19. Pour plus ample exposé des éléments de la cause, moyens et prétentions des parties, il est fait renvoi aux écritures susvisées développées oralement lors de l’audience de plaidoirie, conformément à l’article 455 du code de procédure civile.
MOTIFS DE L’ORDONNANCE
Sur la fin de non-recevoir soulevée par Mme [N] tenant à la force de chose jugée et à l’absence d’intérêt à agir de M. [X] [O],
20. Le jugement du conseil de prud’hommes de Marseille du 27 octobre 2023 déféré à la cour est assorti de l’exécution provisoire de droit en application des articles R. 1454-28 et R. 1454-14 du code du travail.

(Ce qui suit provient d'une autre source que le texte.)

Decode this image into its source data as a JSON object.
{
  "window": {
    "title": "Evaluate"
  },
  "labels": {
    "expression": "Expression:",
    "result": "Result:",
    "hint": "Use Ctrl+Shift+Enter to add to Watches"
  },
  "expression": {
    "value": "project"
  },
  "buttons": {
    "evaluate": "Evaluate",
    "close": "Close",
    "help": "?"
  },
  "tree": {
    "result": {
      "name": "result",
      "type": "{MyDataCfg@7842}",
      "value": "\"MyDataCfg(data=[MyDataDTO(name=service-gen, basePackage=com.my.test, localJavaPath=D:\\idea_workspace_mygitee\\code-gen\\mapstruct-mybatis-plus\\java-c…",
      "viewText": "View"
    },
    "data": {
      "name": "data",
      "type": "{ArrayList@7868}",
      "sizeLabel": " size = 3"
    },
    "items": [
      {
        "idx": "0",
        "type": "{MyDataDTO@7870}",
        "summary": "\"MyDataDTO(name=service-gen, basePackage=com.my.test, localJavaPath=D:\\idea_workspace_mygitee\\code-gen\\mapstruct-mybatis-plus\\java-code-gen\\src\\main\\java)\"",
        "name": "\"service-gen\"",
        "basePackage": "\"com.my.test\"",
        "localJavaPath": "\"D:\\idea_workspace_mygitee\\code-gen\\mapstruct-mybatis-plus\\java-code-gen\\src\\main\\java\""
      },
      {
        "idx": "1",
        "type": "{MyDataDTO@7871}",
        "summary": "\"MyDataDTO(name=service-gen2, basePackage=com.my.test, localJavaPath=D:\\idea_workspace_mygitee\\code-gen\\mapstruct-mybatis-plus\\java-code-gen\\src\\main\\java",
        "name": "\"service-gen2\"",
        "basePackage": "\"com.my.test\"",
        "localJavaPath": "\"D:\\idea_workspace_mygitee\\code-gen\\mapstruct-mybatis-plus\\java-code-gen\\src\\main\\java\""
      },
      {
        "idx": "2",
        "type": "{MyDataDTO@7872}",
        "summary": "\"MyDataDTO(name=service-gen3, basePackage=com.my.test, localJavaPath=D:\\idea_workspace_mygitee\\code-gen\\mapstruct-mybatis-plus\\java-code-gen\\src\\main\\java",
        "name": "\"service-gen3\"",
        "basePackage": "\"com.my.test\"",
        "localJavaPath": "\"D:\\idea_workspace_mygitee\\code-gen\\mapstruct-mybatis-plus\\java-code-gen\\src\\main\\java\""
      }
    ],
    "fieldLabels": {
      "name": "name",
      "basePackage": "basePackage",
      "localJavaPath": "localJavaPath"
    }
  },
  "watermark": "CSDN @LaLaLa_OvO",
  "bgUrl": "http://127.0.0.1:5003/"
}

21. Mme [N] soutient que la demande d’arrêt de l’exécution provisoire est irrecevable :
' pour défaut d’intérêt à agir de M. [X] [O] en raison de la demande de délai de paiement qu’il a déjà formée devant le juge de l’exécution ;
' en raison de la force de chose jugée, le juge de l’exécution lui ayant accordé le délai de paiement sollicité par jugement du 7 janvier 2025.
22. Toutefois, il existe un principe d’autonomie entre le régime de l’exécution provisoire d’un jugement d’une part, et les actes d’exécution accomplis par le créancier bénéficiaire de l’exécution provisoire d’autre part.
23. Il en résulte que la saisine du premier président aux fins d’arrêter l’exécution provisoire d’un jugement n’est pas de nature à remettre en cause les effets des actes d’exécution accomplis, et que réciproquement la saisine du juge de l’exécution portant sur les actes d’exécution accomplis est indépendante du sort réservé à l’exécution provisoire de ce jugement.
24. L’objet de ces demande est distinct, de sorte que Mme [N] n’est pas fondée à invoquer l’irrecevabilité la présente demande d’arrêt de l’exécution provisoire en raison de la procédure de saisie des rémunérations engagée devant le juge de l’exécution.
25. Ainsi, et contrairement à la position soutenue par Mme [N], la demande formée par M. [X] [O] devant le juge de l’exécution ne constitue pas « déjà un aménagement de l’exécution provisoire de la décision rendue par le conseil de prud’hommes le 27 octobre 2023 ».
26. Ni la saisine du juge de l’exécution par M. [X] [O], ni le jugement rendu par ce magistrat le 7 janvier 2025, ni la saisine du premier président aux fins d’arrêt de l’exécution provisoire de ce jugement du 7 janvier 2025 du juge de l’exécution n’a pour conséquence de rendre irrecevable la saisine du premier président aux fins d’arrêt de l’exécution provisoire attachée au jugement du conseil de prud’hommes de Marseille du 27 octobre 2023.
27. M. [X] [O] est donc recevable à agir aux fins d’arrêter l’exécution provisoire du jugement du conseil de prud’hommes de Marseille du 27 octobre 2023.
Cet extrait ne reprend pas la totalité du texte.